Have a chocolate biscuit or six. I find that I don't mind the screaming as much when I'm shoveling chocolate biscuits down my thoat, faster that I can swallow them. ;)

ChasingSquirrels · 20/09/2007 22:53

stick her out in the garden where you can't hear and hope it passes soon then?...It must be very frustrating for both of you, I hope she gets over it soon.

stiefyloo · 20/09/2007 22:54

Do you have any other children?

Beauregard · 20/09/2007 22:56

lol @ the choccie biscuits

Yes Stiefy i have another dd.

OP posts:
FluffyMummy123 · 20/09/2007 22:57

Message withdrawn

Hattie05 · 20/09/2007 22:57

i'm sure she is not difficult pelvicfloor! don't blame yourself you'll only give yourself more reason to be depressed.
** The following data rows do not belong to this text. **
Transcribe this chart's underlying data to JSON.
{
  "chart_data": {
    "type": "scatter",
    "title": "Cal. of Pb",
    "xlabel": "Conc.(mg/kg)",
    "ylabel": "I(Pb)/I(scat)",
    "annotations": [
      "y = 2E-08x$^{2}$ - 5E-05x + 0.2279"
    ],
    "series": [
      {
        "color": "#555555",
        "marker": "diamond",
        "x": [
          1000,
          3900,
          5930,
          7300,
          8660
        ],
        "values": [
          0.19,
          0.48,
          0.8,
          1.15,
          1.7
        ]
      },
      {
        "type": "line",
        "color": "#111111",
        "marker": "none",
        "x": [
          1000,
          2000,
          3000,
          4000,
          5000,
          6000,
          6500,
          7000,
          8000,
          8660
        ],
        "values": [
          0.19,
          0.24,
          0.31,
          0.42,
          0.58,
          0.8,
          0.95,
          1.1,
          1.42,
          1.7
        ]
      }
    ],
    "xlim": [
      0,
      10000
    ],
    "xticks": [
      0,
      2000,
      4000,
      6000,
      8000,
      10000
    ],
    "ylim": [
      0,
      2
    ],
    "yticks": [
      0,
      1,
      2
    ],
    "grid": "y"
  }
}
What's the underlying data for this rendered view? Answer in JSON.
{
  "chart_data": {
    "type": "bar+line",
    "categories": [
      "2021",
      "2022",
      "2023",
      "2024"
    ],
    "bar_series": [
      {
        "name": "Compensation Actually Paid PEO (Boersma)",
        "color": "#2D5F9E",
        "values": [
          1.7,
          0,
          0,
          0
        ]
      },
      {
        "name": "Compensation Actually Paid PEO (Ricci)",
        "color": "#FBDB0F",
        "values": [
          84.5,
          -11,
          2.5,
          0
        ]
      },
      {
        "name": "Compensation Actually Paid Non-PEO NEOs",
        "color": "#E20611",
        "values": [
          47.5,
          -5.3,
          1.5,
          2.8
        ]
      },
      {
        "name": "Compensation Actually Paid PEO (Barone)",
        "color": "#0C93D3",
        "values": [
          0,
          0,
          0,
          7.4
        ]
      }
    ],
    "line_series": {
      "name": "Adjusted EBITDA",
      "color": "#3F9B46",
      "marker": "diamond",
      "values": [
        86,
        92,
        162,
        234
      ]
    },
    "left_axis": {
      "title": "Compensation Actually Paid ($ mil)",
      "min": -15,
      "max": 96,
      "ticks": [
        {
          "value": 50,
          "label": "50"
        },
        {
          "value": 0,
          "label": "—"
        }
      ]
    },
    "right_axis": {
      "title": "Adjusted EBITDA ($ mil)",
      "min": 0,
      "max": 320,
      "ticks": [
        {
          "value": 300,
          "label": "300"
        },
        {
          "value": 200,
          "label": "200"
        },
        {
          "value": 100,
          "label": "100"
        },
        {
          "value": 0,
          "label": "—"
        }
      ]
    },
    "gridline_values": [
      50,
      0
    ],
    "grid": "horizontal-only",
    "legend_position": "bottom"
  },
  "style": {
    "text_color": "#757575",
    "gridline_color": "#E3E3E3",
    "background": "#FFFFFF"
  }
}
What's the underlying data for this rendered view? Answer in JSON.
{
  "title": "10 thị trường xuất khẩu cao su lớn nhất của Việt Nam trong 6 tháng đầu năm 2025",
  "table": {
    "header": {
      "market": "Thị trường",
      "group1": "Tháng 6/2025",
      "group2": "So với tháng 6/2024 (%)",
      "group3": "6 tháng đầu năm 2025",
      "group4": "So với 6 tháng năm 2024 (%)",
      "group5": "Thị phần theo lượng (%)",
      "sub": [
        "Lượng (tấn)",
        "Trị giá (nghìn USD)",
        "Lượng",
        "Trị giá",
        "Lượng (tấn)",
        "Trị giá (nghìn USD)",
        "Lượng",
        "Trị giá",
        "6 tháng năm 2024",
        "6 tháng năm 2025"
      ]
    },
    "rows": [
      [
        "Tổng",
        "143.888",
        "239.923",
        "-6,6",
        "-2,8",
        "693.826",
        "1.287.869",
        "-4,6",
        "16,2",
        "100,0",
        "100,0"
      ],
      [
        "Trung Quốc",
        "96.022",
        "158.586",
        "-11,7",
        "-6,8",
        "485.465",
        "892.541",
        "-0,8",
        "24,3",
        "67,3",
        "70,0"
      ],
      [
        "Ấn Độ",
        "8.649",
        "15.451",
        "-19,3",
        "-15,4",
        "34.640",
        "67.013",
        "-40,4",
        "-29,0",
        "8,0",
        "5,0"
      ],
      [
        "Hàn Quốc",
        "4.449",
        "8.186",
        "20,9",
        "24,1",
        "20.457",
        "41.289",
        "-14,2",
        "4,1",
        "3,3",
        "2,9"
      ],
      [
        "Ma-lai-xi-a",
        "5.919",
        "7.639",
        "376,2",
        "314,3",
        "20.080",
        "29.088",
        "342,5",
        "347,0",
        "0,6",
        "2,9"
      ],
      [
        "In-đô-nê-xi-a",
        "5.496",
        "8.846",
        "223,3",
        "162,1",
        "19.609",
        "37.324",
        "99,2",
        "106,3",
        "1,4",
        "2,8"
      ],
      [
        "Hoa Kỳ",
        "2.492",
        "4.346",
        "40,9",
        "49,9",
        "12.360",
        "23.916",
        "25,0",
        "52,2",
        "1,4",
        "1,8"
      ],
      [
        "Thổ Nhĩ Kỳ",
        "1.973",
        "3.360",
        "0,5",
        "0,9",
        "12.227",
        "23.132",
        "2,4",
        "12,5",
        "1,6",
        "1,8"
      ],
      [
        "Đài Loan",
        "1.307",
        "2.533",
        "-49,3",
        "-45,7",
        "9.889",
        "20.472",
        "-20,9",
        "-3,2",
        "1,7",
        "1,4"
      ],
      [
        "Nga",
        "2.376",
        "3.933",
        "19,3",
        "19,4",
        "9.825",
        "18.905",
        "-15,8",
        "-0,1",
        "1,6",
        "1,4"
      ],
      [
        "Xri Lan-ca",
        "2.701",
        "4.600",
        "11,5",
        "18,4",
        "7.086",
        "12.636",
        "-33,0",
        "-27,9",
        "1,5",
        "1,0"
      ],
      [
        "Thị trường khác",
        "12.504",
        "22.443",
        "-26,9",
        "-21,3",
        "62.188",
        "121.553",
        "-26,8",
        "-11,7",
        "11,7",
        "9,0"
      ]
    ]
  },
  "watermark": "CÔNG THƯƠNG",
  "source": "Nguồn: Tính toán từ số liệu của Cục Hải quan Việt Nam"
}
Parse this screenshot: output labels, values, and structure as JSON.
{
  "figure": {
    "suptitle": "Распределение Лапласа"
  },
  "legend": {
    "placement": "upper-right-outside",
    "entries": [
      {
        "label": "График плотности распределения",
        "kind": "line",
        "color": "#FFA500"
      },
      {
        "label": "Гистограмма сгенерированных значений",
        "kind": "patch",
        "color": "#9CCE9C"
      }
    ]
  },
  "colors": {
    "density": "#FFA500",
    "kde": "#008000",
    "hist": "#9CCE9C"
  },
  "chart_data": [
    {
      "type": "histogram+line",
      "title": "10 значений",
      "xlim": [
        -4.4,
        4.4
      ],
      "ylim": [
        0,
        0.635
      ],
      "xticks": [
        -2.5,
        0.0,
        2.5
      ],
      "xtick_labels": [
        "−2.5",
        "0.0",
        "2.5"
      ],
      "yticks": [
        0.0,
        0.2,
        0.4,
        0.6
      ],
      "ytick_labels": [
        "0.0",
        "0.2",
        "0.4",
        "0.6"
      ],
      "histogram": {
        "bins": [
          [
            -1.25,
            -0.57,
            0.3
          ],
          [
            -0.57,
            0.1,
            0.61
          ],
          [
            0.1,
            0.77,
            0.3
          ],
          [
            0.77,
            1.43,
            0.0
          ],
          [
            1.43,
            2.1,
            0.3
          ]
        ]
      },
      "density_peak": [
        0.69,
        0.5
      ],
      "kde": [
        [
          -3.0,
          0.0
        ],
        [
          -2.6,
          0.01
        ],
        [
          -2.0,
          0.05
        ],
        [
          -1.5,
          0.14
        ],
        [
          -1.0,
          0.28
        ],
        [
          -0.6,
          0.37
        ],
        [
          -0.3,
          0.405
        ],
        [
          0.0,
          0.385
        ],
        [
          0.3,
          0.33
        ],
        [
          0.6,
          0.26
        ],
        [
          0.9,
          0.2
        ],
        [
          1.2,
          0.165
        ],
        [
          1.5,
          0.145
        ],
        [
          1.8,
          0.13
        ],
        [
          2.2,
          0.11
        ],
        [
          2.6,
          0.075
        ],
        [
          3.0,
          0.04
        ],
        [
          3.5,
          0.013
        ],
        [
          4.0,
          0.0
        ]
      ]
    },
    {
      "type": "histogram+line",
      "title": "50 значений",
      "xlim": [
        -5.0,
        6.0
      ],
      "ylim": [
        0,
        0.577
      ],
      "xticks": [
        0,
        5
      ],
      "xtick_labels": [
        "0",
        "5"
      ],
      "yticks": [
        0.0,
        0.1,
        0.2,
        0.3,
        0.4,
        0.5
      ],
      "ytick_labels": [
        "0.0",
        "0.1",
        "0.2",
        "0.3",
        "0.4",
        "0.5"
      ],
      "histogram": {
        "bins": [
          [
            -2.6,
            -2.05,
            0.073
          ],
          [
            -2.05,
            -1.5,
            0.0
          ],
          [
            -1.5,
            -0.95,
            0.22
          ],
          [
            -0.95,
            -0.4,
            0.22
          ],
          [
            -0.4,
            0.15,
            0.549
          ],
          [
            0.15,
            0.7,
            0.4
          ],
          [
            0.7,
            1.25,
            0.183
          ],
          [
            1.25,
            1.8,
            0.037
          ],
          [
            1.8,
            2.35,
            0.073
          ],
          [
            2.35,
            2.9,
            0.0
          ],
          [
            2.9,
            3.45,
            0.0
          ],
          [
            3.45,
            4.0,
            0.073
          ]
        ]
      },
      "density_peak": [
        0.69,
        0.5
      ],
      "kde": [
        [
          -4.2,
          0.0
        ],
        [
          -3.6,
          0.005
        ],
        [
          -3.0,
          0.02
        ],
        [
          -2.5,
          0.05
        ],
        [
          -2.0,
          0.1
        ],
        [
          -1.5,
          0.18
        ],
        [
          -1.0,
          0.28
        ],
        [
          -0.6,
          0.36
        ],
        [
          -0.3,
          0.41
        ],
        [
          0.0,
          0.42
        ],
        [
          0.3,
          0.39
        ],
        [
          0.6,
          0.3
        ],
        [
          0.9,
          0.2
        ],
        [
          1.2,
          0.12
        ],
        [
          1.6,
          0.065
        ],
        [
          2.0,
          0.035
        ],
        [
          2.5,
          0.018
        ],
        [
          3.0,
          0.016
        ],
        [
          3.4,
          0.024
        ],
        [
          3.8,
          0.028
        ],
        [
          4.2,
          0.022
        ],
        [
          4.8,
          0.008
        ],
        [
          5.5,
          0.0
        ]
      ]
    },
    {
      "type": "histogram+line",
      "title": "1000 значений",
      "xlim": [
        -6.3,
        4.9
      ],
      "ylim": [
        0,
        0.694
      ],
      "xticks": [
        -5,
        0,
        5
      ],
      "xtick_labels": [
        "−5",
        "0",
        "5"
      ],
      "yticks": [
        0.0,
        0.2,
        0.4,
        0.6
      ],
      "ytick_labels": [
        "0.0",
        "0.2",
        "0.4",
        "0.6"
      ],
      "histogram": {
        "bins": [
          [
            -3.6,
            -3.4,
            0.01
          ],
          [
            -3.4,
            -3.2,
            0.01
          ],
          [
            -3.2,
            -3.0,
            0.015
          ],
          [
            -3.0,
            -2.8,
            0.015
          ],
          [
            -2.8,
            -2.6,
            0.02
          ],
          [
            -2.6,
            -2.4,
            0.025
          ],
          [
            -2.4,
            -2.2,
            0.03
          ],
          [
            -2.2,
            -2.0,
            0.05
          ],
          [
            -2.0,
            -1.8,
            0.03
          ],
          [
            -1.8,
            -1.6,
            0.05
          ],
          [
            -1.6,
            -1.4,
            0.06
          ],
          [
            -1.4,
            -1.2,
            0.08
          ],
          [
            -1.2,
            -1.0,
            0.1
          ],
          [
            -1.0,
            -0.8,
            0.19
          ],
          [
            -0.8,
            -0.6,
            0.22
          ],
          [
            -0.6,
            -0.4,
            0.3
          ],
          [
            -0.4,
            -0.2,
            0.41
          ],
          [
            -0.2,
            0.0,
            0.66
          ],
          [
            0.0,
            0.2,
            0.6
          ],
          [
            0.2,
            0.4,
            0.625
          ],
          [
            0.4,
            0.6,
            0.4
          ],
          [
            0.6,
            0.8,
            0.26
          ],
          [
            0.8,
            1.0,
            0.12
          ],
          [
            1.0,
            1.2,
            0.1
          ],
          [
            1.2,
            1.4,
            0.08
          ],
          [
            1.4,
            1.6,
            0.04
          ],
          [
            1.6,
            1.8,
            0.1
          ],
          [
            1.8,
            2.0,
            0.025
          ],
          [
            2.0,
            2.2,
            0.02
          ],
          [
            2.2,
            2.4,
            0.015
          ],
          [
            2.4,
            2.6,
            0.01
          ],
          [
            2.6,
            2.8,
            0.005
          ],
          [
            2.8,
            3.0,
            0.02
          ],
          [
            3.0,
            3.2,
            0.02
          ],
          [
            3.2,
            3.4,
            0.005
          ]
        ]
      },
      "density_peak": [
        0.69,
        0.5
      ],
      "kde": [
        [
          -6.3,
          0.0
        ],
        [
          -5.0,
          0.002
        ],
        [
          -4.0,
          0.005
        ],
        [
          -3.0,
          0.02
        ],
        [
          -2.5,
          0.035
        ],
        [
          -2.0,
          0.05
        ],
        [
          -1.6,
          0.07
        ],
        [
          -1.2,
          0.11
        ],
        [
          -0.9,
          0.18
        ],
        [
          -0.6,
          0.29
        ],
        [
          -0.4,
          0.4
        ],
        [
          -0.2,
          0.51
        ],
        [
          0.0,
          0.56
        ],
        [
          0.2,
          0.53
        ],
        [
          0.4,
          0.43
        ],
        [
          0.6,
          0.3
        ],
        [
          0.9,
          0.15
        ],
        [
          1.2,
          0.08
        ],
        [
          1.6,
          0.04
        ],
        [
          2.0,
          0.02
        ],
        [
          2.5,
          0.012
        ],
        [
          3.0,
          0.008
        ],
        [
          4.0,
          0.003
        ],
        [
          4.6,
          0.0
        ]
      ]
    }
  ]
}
I had a screamer also, even though they don't have much speach, they can understand words. So explaining to her that you are going to ignore her until she stops making the noise should make her realise she is not gaining.
Once she starts trying to communicate without screaming - whether it be pointing, pulling your trouser let or simply saying mum then smother with praise for not screaming and give her what she wants. If you do this consistently she will get the message.

Beauregard · 20/09/2007 22:58

Ah now you see my dilemma then cod!

OP posts:
stiefyloo · 20/09/2007 23:01

Mine are DD - 6, NOISY DD - 3 and DS - 10 mths and I think in our case is all about displacement. Now that I have 3, I totally get the 'middle child' thing but I worry too about how my job-related stress impacted on the kind of child she is. Also, although DH and I have a good relationship, we do tend to bicker and shout at each other a lot, so I put some of it down to the fact that every day she sees shouting as a way to make a point. All makes sense really.

HonoriaGlossop · 20/09/2007 23:05

I honestly think your best option is ignoring. Naughty step is age inappropriate and plain inappropriate - this doesn't warrant punishment, surely! Shouting back at her turns it into a fantastic game, I can almost see her little eyes lighting up from here

I agree with telling her you can't talk to her when she makes that noise, then ignore.

Sod the neighbours. It won't go on long enough to be a real problem.